Alors s’opère un travail de « vidage ». On épure tout ce qui parasite cette nouvelle image entrevue grâce à la relation crée entre des objets apparemment hétéroclites.

De façon pratique on ne travaillera qu’en noir et blanc pour la première partie puis avec une seule couleur pour la seconde phase. On n’utilisera le blanc et le noir comme additif à la couleur qu’à la fin si besoin.

Le médium c’est l’eau. Créez des valeurs seulement avec du pigment de l’eau, travaillez par couches fines, accumulez les couches successivement pour atteindre l’intensité souhaitée ou nécessaire.

Ces mots je ne fais que les restituer aussitôt qu’ils arrivent à l’esprit.

Le temps semble suspendu.

Tout le monde se met au travail avec les quelques indications fournies. je suis là pour donner des conseils, je vais de l’un à l’autre, encourage, guide, propose.

Je m’aperçois que certaines choses ne sont pas encore comprises. La notion de contraste, de valeurs, de plan.

Pourtant je l’explique à chaque stage, à chaque cours… Est-ce que cela vient de moi ? Est-ce que j’explique si mal que ça ?

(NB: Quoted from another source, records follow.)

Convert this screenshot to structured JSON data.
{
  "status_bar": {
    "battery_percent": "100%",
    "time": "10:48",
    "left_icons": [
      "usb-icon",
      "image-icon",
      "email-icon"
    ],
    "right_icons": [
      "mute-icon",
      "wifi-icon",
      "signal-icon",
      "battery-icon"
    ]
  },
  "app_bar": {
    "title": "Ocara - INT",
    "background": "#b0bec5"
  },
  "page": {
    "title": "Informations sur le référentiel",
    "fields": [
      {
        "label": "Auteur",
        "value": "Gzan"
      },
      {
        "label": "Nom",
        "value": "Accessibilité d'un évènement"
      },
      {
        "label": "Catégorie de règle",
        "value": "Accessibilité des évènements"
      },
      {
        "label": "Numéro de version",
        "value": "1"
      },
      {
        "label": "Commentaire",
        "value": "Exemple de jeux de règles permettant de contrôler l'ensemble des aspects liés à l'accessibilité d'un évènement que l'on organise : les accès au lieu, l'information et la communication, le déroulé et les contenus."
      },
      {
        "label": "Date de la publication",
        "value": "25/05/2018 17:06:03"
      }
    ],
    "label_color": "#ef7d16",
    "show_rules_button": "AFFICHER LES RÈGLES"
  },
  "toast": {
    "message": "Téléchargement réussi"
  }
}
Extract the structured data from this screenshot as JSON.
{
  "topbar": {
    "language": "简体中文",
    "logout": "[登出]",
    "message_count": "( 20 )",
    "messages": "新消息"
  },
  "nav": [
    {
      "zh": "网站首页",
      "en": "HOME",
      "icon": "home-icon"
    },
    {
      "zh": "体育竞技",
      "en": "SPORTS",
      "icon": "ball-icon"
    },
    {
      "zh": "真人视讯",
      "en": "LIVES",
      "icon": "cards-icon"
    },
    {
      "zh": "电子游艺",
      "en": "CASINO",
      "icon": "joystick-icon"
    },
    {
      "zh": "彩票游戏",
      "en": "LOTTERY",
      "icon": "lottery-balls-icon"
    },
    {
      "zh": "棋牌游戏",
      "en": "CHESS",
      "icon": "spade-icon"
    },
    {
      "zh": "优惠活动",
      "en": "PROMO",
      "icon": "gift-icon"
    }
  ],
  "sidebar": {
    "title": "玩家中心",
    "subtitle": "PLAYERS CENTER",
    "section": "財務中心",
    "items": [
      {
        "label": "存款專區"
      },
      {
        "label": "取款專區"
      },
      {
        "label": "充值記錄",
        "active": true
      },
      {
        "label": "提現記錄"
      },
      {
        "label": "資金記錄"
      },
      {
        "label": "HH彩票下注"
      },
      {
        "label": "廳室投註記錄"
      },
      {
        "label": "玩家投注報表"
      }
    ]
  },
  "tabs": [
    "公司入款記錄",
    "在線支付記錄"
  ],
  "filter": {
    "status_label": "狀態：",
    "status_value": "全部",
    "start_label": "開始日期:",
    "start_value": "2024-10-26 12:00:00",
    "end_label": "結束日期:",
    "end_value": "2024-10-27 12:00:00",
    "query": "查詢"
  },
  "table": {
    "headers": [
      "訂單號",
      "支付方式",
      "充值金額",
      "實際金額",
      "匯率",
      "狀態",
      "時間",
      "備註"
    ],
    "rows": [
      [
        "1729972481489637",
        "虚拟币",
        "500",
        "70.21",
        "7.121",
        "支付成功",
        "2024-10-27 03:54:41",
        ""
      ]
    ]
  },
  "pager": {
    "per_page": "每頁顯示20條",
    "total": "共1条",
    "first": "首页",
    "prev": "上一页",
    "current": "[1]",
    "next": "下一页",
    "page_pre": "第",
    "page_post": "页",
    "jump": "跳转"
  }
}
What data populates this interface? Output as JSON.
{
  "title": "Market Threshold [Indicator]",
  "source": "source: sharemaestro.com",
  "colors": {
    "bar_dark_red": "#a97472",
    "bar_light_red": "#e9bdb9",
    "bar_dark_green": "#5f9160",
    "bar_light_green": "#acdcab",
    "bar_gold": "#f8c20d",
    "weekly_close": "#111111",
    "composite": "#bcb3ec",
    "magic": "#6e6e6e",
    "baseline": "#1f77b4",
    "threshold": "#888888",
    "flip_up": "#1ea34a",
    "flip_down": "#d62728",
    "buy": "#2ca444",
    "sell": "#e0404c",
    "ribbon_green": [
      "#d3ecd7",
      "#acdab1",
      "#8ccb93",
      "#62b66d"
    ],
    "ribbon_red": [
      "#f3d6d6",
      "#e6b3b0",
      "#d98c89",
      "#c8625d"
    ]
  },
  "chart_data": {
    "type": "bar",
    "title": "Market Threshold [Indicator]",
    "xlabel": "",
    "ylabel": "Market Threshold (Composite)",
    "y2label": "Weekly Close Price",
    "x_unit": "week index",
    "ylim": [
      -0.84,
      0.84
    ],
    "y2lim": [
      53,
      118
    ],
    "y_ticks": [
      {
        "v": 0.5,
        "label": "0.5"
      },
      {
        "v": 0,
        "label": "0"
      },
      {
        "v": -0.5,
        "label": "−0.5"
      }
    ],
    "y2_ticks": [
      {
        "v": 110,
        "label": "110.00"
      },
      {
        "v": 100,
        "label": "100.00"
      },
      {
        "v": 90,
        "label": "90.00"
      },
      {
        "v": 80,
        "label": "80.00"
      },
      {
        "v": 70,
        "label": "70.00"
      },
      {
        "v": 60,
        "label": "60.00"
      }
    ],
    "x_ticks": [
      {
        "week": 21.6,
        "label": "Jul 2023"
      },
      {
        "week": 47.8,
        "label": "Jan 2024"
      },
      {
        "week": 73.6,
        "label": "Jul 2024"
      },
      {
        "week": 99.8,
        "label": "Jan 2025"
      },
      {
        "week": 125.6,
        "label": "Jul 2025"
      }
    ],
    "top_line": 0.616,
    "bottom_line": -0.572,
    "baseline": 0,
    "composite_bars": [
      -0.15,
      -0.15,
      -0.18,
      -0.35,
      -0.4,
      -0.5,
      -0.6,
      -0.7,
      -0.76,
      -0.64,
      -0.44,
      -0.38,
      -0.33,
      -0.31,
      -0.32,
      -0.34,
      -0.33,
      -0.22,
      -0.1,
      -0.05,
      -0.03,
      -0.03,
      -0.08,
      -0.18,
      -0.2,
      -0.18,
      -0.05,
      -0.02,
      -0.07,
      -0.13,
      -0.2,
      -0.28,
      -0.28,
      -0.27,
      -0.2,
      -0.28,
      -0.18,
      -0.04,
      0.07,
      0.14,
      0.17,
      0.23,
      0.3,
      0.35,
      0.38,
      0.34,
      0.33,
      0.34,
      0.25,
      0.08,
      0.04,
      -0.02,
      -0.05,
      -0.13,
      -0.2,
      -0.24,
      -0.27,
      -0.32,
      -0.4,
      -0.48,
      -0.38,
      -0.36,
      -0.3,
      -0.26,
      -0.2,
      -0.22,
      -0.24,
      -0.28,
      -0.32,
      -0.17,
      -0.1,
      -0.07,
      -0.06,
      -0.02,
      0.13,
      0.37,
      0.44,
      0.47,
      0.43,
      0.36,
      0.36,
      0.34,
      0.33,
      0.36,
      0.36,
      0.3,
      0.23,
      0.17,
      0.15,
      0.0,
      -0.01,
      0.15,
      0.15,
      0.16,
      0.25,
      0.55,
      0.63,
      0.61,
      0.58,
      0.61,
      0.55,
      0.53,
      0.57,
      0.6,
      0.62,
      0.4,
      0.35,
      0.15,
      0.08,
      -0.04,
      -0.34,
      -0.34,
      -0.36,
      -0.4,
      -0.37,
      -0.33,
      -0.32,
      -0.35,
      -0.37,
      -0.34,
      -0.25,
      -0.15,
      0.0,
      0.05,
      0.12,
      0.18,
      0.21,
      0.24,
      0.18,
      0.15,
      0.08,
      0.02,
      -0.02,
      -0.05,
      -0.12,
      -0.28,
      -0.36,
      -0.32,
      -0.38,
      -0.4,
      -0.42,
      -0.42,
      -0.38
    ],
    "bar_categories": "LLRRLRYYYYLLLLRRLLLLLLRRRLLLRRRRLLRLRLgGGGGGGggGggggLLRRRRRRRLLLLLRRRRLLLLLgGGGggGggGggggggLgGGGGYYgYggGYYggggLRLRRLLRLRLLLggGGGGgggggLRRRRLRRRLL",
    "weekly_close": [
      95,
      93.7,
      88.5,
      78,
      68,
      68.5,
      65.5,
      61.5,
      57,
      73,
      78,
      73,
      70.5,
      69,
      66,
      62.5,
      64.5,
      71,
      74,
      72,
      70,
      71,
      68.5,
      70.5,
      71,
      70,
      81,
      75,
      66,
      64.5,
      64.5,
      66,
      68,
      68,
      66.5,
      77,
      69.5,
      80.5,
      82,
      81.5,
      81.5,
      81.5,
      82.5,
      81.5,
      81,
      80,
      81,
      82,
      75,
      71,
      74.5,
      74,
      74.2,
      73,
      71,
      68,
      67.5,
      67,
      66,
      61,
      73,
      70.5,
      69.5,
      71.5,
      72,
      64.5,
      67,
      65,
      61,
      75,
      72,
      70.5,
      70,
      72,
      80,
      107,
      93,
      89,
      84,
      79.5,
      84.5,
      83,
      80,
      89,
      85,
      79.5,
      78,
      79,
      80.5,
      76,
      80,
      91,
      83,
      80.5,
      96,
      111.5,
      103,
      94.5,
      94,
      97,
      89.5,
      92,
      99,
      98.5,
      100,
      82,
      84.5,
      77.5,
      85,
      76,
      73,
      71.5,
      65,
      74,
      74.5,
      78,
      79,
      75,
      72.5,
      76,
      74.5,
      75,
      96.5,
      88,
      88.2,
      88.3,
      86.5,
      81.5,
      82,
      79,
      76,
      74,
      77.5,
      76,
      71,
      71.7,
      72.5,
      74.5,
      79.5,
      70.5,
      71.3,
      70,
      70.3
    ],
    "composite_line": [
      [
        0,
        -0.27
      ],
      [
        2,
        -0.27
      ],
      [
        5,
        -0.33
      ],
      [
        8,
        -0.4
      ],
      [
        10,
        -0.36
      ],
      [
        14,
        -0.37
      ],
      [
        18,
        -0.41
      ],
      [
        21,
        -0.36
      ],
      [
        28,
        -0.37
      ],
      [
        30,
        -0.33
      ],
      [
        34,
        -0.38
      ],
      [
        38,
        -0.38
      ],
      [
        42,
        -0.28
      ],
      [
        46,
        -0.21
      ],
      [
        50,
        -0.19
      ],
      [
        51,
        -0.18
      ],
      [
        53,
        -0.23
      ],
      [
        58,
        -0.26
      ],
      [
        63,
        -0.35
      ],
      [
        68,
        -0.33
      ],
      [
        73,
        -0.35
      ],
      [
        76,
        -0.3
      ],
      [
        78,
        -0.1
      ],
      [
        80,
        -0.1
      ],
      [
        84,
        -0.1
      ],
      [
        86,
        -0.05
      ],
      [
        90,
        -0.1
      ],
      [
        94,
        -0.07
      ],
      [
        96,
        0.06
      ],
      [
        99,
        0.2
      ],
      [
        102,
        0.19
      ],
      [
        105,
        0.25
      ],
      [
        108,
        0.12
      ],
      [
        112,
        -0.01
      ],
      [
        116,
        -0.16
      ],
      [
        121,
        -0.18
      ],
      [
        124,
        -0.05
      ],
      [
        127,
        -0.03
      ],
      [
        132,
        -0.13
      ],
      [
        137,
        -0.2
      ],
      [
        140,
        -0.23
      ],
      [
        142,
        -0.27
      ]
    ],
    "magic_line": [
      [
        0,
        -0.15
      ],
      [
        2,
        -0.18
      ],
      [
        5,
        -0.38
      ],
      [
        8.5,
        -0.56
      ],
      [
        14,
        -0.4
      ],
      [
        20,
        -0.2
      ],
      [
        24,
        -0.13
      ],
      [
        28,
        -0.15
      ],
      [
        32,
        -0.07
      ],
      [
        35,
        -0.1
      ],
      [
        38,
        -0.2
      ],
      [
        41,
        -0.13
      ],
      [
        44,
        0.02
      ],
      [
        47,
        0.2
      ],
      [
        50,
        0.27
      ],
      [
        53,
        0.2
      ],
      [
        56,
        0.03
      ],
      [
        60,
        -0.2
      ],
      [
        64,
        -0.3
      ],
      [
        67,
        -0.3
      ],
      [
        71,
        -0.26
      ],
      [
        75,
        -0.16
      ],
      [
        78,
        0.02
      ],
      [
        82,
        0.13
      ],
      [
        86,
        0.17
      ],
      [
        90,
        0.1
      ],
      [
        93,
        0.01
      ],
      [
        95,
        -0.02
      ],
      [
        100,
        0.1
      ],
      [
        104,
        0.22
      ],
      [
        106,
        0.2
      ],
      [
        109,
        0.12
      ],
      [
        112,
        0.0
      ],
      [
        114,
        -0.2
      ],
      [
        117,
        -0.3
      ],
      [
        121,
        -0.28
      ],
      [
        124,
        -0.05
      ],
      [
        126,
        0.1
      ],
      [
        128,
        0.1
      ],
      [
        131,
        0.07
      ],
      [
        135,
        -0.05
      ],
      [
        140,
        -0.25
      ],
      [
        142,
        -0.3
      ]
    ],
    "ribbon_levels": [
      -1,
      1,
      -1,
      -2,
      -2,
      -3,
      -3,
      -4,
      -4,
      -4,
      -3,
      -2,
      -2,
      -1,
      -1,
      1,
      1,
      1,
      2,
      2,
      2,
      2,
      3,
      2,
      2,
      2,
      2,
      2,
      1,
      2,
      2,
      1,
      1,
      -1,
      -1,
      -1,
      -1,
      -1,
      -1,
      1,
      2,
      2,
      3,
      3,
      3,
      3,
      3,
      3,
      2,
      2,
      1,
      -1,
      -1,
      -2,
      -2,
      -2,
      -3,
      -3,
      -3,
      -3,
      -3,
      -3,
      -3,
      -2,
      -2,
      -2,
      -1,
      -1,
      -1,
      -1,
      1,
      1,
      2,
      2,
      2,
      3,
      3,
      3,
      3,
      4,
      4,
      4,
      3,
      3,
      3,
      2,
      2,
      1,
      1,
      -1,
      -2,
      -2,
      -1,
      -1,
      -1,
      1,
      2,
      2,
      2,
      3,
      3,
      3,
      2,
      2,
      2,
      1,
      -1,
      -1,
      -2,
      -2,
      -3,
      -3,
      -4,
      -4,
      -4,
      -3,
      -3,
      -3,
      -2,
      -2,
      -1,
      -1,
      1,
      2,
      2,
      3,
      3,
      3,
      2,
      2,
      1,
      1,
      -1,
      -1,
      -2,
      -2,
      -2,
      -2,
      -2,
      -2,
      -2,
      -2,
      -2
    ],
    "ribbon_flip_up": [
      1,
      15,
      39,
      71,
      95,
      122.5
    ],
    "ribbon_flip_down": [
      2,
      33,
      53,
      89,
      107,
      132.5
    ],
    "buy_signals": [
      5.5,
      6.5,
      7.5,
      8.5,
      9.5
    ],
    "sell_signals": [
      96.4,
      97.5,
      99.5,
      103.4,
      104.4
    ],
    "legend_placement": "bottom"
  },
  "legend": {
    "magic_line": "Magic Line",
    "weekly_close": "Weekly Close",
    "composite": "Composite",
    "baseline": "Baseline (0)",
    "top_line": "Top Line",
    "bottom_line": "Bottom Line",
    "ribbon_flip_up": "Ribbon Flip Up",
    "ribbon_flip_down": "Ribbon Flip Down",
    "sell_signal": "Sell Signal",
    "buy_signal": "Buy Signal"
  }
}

C’est J.M qui me réveille de ma torpeur culpabilisante.

— C’est drôle ce que tu dis, parce que tu le dis à chaque fois mais j’ai l’impression de n’en comprendre qu’une toute petite partie à chaque fois. ça ne vient pas de toi, je sais que ça vient de moi.


Un autre dit c’est vrai pour moi c’est pareil. Et un autre encore.

En fait tous sont d’accord pour déclarer qu’ils n’arrivent pas à saisir tout d’un seul coup, que c’est comme une prise de conscience progressive. Et tous disent ça vient plus de nous que de toi.

Ce qui me rassure bien sur. Et m’interroge aussi.

Je peux percevoir tous leurs blocages. Intuitivement je sais ce qui cloche. Je peux guider, conseiller, débloquer en indiquant. Mais je n’ai pas le pouvoir d’accélérer le temps de la compréhension, le temps de la connaissance.

Méta position.

Je suis un élément parmi d’autres. Nous formons une équipe. Peu importe que j’ai dans cet événement le rôle de prof. tout le monde est logé à la même enseigne quand il s’agit du mystère.

J’ai donc moi aussi quelque chose à apprendre par le fait même que j’ai le rôle d’enseigner.

Apprendre surtout à trouver les bons mots, les métaphores, les flèches qui « en même temps » atteindront toutes les cibles.

Le cœur de l’équipe.

Comment l’équipe prend t’elle conscience d’être une équipe ?

En dessinant et peignant nous échangeons sur les événements de l’actualité. Le covid qui repart, les élections pestilentielles, la guerre en Ukraine. Nous avons tout cela à vider, toute cette accumulation de calamités.

Le fait que nous ayons cette envie de peindre pour nous vider aussi l’esprit n’est pas quelque chose à prendre à la légère.

A un moment je ne peux pas me retenir de dire que de grandes choses se préparent. Je suis presque horrifié de me l’entendre dire, mais comme pour la peinture je ne m’oppose pas.

Une grande flotte extraterrestre est en marche je dis.

Je pense qu’ils vont éclater de rire. Pas du tout. Et je m’aperçois que tout à coup les langues se délient, tous plus ou moins ont le même genre d’intuition. Ce qui n’aurait pas pu arriver si le groupe habituel avait été au complet car on aurait botté en touche, plaisanté, et finalement nous serions revenu à des discussions classiques, de celles que l’on rencontre dans ce genre de stage habituellement.

Il y a eut un échange véritable, et tous nous avons été surpris par le fait que le temps nous manquait. Pourtant nous avons passé 4 heures ensemble.